A shiny new home should build support for the teams, and the new place will be easier to get to than either of the current stadiums.

"There are more than 20 million people that live within an easy drive of the new Inglewood stadium," a league source told CNNMoney. "With three seasons to build up the fan base, both teams should do at least OK in Inglewood. And if one of the teams is good and exciting and in the playoff hunt, that team will do very well."

The Rams are responsible for financing the new stadium, according to a league source in L.A. The team plans to sell personal seat licenses -- expensive one-time fees that allow the buyer to reserve a seat or transfer or sell the rights to someone else.

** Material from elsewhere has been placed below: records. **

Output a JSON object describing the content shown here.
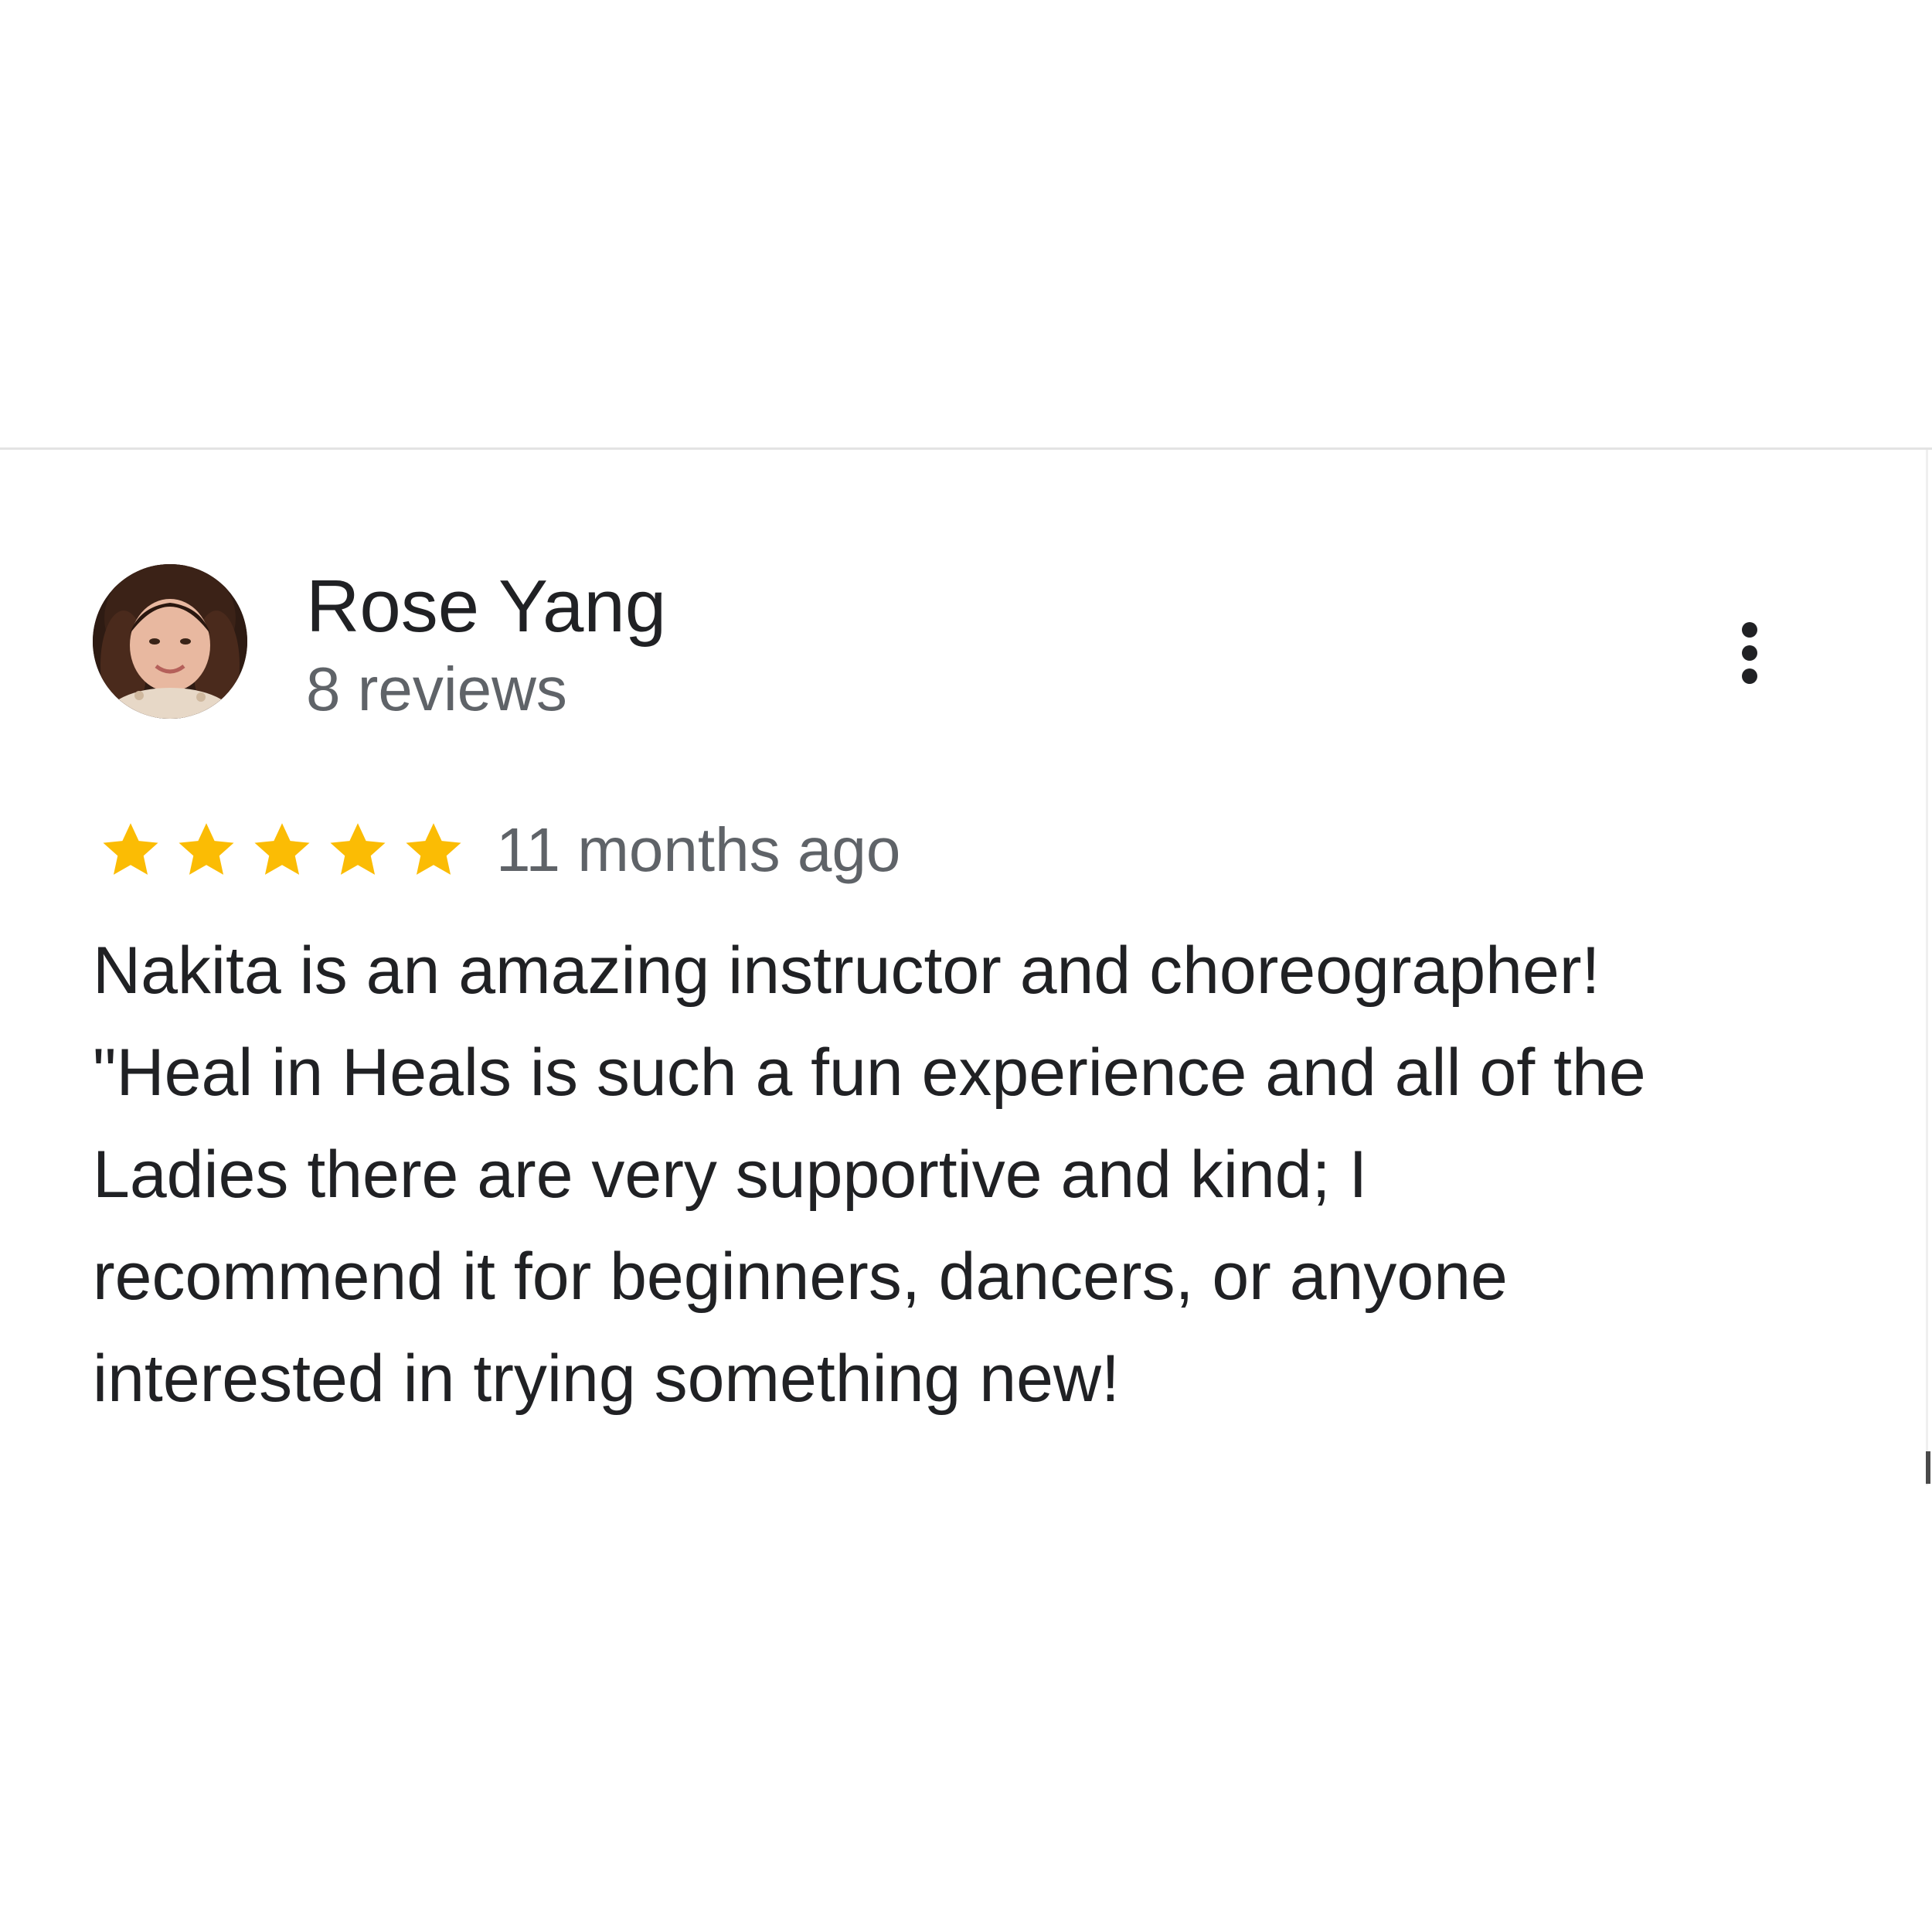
{
  "review": {
    "author_name": "Rose Yang",
    "author_meta": "8 reviews",
    "rating": 5,
    "rating_max": 5,
    "date": "11 months ago",
    "text_lines": [
      "Nakita is an amazing instructor and choreographer!",
      "\"Heal in Heals is such a fun experience and all of the",
      "Ladies there are very supportive and kind; I",
      "recommend it for beginners, dancers, or anyone",
      "interested in trying something new!"
    ]
  },
  "icons": {
    "avatar": "avatar-photo",
    "star": "star-icon",
    "more": "more-vert-icon"
  },
  "colors": {
    "star": "#fbbc04",
    "primary_text": "#202124",
    "secondary_text": "#5f6368",
    "divider": "#e3e3e3"
  }
}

The Rams are reportedly considering selling PSLs in the $100,000 range. If they can't raise the money, they could have a problem financing the stadium.

The Chargers haven't committed yet but are also thinking about selling PSLs, according to the source.

Ultimately, the success of the teams in L.A. depends on whether they're able to sell themselves to fans and generate interest. One of the best ways to do that is to be good. So far, the Rams are 1-1 and the Chargers are 0-2.

"These teams need to win, and win in an exciting fashion," the source said. "If you don't put a compelling product forth for L.A. fans, you're going to lag badly."

--Correction: An earlier version of this story gave an incorrect number for the ticket cap set by the Rams. It is 65,000, not 56,000.